For an answer to that, a great answer, hear one of the board members of the NAEP. Patrick Kelly is a poli-sci teacher in South Carolina, and says, “In a moment when our society is discussing what government should and can do amid the covid-19 pandemic, we clearly see the value of a strong civics education. Understand­ing covid-19 within the context of past pandemics like the Spanish Flu speaks to the importance of U.S. history, while learning how and where the virus has spread globally reflects the importance of the study of geography. The circumstan­ces and impact of this pandemic reinforce the critical importance of these subjects to our students’ education.”

Don’t you know it. Depending on your political point of view, the current president of the United States, and commander-in-chief of its armed forces, is either oversteppi­ng his constituti­onal bounds or exercising prudent authority. How know which one if a body (politic) doesn’t know how presidents have used power before? Did the president break any law the several times he denied Congress documents of his administra­tion? And how many voters know this slow dance has been going on since at least 1796, when a president named Washington declined to give another co-equal branch of government documents relating to John Jay’s treaty with the British empire?

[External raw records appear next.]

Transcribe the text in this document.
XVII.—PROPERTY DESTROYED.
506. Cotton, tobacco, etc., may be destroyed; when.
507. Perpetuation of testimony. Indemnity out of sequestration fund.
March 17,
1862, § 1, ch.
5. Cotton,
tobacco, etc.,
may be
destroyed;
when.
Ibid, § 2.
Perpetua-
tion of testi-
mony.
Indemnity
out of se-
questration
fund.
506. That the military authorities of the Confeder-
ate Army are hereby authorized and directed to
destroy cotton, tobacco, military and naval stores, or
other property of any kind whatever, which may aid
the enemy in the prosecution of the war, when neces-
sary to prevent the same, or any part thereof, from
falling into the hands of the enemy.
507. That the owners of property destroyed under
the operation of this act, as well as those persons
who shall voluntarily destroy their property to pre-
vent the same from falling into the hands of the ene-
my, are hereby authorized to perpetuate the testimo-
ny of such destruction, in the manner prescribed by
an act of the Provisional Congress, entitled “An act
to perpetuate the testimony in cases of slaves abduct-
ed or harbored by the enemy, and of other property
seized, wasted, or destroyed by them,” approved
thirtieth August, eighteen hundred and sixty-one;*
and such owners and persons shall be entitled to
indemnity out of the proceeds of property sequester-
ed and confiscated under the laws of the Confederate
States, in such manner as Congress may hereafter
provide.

As the economy worsens, should tariffs be increased against other countries? And how did that work 90 years ago? (Hint: It didn’t go well, making the Great Depression even greater.)

Speaking of that Spanish Flu 100 years ago, didn’t cities like San Francisco open up after the first wave, only to see a second wave hit, leading to an even deadlier comeback for the sickness?

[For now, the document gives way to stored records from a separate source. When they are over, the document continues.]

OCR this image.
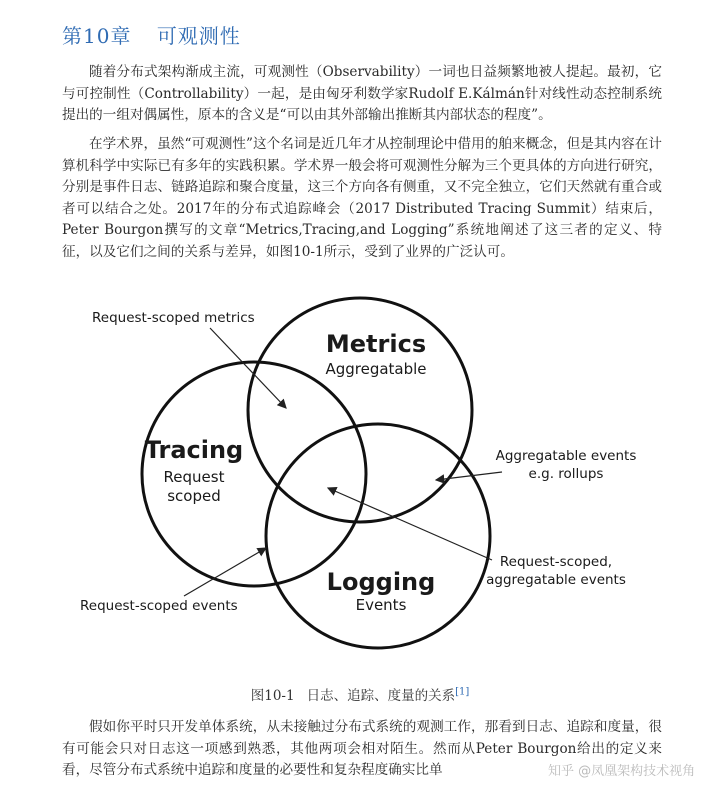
第10章 可观测性
随着分布式架构渐成主流，可观测性（Observability）一词也日益频繁地被人提起。最初，它与可控制性（Controllability）一起，是由匈牙利数学家Rudolf E.Kálmán针对线性动态控制系统提出的一组对偶属性，原本的含义是“可以由其外部输出推断其内部状态的程度”。
在学术界，虽然“可观测性”这个名词是近几年才从控制理论中借用的舶来概念，但是其内容在计算机科学中实际已有多年的实践积累。学术界一般会将可观测性分解为三个更具体的方向进行研究，分别是事件日志、链路追踪和聚合度量，这三个方向各有侧重，又不完全独立，它们天然就有重合或者可以结合之处。2017年的分布式追踪峰会（2017 Distributed Tracing Summit）结束后，Peter Bourgon撰写的文章“Metrics,Tracing,and Logging”系统地阐述了这三者的定义、特征，以及它们之间的关系与差异，如图10-1所示，受到了业界的广泛认可。
Metrics
Aggregatable
Tracing
Request
scoped
Logging
Events
Request-scoped metrics
Aggregatable events
e.g. rollups
Request-scoped,
aggregatable events
Request-scoped events
图10-1 日志、追踪、度量的关系[1]
假如你平时只开发单体系统，从未接触过分布式系统的观测工作，那看到日志、追踪和度量，很有可能会只对日志这一项感到熟悉，其他两项会相对陌生。然而从Peter Bourgon给出的定义来看，尽管分布式系统中追踪和度量的必要性和复杂程度确实比单	知乎 @凤凰架构技术视角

This informatio­n is out there—or in there, if you’re talking about history books. We don’t have to re-learn difficult lessons, not entirely. We can prove educable, without all that pain.

Getting 50 percent at the polls may not be that surprising, given that our kids can barely top 50 percent in these history and civics reports. America, we’ve got to do better. For our own sake.

THERE’S something more at work here than just the usual disagreeme­nts between old fogies and the younger crowd. As bad as the covid-19 pandemic is, and may become, it likely won’t produce anything close to the Great Depression. For all too many in today’s mod America, the closer something is to the present, the more important it seems to be.

But the Tea Party in Boston pre-Revolution had a larger impact than the tea party activists of this generation, bless them all. “Letter from a Birmingham Jail” is more important than anything you’ll find on Twitter tonight. Marbury v. Madison affects most of the country today, no matter the court decision you’ll find on the front page tomorrow.

No, we won’t fight a civil war between the red states and blue states. We’ve tried that. Yes, we will beat the pandemic. We’ve done it before. It’s all a part of our history.

The Netflix generation can get it, too. The rest of us just have to believe it’s important. And act like it.